Fitch Ratings, New York, said it expects headwinds to continue to pressure revenue and earnings of non-bank mortgage companies next year, as origination volumes remain challenged given the higher-for-longer rate environment and industry overcapacity.

“However, financial performance is expected to stay within ratings sensitivities, amid meaningful cost reductions and reduced warehouse borrowing,” Fitch said in a non-ratings commentary, U.S. Non-Bank Mortgage Capital Resilient to Earnings Pressures in 2024.

“Fitch has a moderately deteriorating sector outlook for non-bank mortgage companies for 2024, given expectations for higher-for-longer rates and the challenging macroeconomic and geopolitical environment,” the report said. “While we expect rates to decline before year-end 2024, it will not to drive significant refinance volume, as refi opportunities on the majority of existing mortgages will remain firmly out of the money.”

Fitch said rated non-bank mortgage companies should see “modest improvement in operating results” in 2024 from reduced expense bases, as retail-focused firms in particular have significantly cut capacity and related overhead since 2022. “Earnings will remain pressured, but, along with origination volume, have likely already reached trough levels,” the report said.
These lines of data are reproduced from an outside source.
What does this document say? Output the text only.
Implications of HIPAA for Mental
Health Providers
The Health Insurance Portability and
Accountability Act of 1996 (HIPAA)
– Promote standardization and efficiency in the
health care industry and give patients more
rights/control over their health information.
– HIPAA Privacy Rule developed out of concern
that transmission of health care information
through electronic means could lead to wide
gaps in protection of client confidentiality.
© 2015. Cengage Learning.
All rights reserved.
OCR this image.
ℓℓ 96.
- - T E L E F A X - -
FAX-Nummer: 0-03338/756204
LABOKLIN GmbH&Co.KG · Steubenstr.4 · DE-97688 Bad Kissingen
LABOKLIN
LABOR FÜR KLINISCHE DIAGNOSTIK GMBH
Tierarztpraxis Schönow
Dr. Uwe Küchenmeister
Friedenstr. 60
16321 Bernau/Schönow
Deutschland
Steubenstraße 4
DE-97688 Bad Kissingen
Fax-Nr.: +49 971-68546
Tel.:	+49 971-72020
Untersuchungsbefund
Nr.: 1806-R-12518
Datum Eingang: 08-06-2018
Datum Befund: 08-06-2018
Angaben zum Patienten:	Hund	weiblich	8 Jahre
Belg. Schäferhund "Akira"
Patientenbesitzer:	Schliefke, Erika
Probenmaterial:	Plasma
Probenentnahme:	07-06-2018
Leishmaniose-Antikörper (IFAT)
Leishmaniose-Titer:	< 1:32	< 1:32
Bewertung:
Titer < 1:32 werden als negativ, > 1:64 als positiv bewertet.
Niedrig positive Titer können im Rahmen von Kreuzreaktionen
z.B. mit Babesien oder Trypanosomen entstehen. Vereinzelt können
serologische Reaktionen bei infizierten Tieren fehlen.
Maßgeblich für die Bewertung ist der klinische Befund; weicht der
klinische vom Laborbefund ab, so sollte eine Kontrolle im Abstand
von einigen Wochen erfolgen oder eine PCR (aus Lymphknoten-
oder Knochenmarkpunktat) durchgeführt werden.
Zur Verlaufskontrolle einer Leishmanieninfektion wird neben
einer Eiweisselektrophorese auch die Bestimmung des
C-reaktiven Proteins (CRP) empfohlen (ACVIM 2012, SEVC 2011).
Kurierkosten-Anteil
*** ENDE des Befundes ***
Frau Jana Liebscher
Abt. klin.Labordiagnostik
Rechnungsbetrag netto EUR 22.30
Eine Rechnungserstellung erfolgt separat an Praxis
“While 2022-2023 earnings were weak, origination declines and reductions in gain-on-sale margins were partially offset by valuation write-ups of mortgage servicing rights, supporting capital levels,” the report said. “Many issuers have servicing and origination segments which act as natural hedges against interest rate volatility, as lower prepayment assumptions increase MSR mark-to-markets.”